Ah, the spring is in the air again, muttered this scribe with a gasping wince as I cursed the day I bought that cheap, open coil mattress.

With the Masters looming on the horizon, it’s getting to that time of the year when club golfers, who probably couldn’t tell you the difference between a potted Amaryllis and tub of potted heid at any other time of the season, suddenly get all floral and horticultural as they weigh up a 7-iron into the 14th.

They start gushing about how radiant the Augusta Azaleas are looking while havering on about them being flowering shrubs of the genus Rhododendron and why they tend to flourish in well-drained, acidic soil before settling into the address, embarking on a back swing that was outlawed in medieval times and knifing that aforementioned 7-iron into the bloomin’ gorse.

Yes, the Masters, and all its abundant, flooery furnishings, tends to usher in the proper golf season. There was, of course, that other occasion which was romantically viewed as another of the traditional curtain-raisers too; the Scottish Boys’ Championship. Alas, it has been moved to a new date in the calendar this year and will now be staged in the height of the campaign at the end of June and into July, which will no doubt mean it will be lost amid the general frenzy of a jam-packed schedule.

For the dewy-eyed, nostalgic golf writers, it is the end of a glorious era. Even many of the hattered sub-editors on newspaper production desks seemed to have the event seared into their minds. “Oh aye, that one with all the bloody results,” they puffed as they mulled over the annual, head-scratching prospect of trying to shoehorn a vast list of matchplay ties onto a page.

So off you’d go, scribbling and typing; G Alexander (Ranfurly Castle) beat W McConnachie (Pumpherston) 5&4. But wait. It should’ve been W McConnachie (Pumpherston) beat G Alexander (Ranfurly Castle) 5&4. And how did you know you’d made a mistake? Because W McConnachie from Pumpherston’s faither would come rampaging into the small press room to complain. “Who’s here from The Herald?,” came the menacing question from a quietly seething parent whose son had been denied his moment of glory in print. “Er, I think he’s out at the far end of the course just now,” came the sheepish, cowardly response from the man from The Herald.

An error in the Scottish Boys’ results – and given the sheer amount of results that were getting passed through a succession of hands, errors did occasionally happen – could generate more harrumphing complaints than a moderately steamy scene shown before the watershed.

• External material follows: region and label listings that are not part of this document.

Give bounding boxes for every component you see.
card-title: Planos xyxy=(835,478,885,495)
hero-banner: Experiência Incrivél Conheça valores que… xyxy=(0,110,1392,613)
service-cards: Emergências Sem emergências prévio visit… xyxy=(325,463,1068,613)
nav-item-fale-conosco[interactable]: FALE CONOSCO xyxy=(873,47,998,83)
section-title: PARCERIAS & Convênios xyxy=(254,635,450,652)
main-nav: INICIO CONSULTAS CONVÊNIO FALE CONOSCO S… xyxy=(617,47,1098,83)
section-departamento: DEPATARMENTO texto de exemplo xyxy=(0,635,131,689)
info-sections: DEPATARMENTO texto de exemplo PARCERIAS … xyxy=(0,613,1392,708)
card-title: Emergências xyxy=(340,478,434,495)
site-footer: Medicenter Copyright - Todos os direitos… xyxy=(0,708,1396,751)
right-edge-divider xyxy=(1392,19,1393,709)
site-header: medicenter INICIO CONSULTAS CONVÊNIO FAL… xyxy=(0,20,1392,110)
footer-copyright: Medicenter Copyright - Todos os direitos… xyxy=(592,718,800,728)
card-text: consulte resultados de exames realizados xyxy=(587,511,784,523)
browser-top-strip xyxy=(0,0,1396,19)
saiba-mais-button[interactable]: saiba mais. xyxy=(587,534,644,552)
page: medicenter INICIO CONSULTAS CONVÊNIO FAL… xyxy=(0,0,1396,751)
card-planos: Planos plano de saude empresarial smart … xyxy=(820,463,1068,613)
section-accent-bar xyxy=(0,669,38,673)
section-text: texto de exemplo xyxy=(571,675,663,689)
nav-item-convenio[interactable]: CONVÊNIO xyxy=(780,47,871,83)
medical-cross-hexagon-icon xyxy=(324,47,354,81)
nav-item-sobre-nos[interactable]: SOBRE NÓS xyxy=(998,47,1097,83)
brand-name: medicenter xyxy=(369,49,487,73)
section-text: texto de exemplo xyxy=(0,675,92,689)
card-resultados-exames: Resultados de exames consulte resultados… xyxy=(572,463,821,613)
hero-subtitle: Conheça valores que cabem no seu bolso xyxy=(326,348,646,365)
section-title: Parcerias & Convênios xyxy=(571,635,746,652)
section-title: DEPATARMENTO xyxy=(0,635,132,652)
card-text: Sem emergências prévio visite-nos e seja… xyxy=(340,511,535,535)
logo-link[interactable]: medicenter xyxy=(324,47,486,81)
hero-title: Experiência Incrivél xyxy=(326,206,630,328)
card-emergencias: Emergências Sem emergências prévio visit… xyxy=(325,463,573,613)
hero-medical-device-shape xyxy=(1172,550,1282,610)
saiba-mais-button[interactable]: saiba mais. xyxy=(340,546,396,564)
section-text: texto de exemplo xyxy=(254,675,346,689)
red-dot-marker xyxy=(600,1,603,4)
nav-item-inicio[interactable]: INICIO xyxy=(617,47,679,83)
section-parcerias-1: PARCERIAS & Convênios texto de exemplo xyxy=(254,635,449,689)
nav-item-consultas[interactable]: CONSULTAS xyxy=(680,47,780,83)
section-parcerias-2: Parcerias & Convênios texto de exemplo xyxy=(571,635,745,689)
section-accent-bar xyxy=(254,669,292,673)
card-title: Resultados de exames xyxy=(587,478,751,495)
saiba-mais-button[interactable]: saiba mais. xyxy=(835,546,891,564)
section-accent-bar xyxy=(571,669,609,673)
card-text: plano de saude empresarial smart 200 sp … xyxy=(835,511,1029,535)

In its traditional April slot either the week before, the week of or the week after the Masters, the national under-18s flagship, for a variety of reasons, was always given terrific coverage during a six day knock-out marathon that was either bathed in sunshine or featured driving deluges, howling winds and the kind of bitter temperatures that nearly led to matches being conceded halfway up the 12th on the basis that frostbite had kicked in. It was a physically and mentally exhausting week that demanded the sturdy, unwavering resolve of the ancient mariner. And that was just trying to report on it. Playing in it was even worse.

There were triumphs, tantrums, tears and some quite terrible tankings. Making the arduous trek from Stromness to West Kilbride only to lose 8&7 in the first round, for instance, required an admirable level of golfing steeliness. Amid the countless great tales, there were the odd controversies too. One unedited biography of a player, which included in the ‘other interests’ section a colourful, explicit description of his adventurous, nocturnal carousing and conquests, ended up on the front page of a national red top. Not surprisingly, the startled high heid yins at the Scottish Golf Union swiftly began leafing through every single bio with the kind of stringent censorship you’d get in North Korea. Either that, or they were eagerly trying to find out the locations of some of the nation’s more effervescent night spots.

The player bios remained a valuable resource as we guddled and rummaged for a potential story. There were sons of famous golfers, sons of famous footballers and grandsons of not so famous footballers who perhaps made half a dozen appearances for Cowdenbeath in the 1960s. Tenuous sporting family links were par for the course.

The Scottish Boys’ Championship will go on and, for the first time, will be run concurrently with the national girls’ event. The country’s juniors will still have a terrific showpiece occasion to look forward to.

For the creatures of habit in the domestic golf writing scene, though, we bid a fond farewell to this cherished old rite of spring. April just won’t be the same again.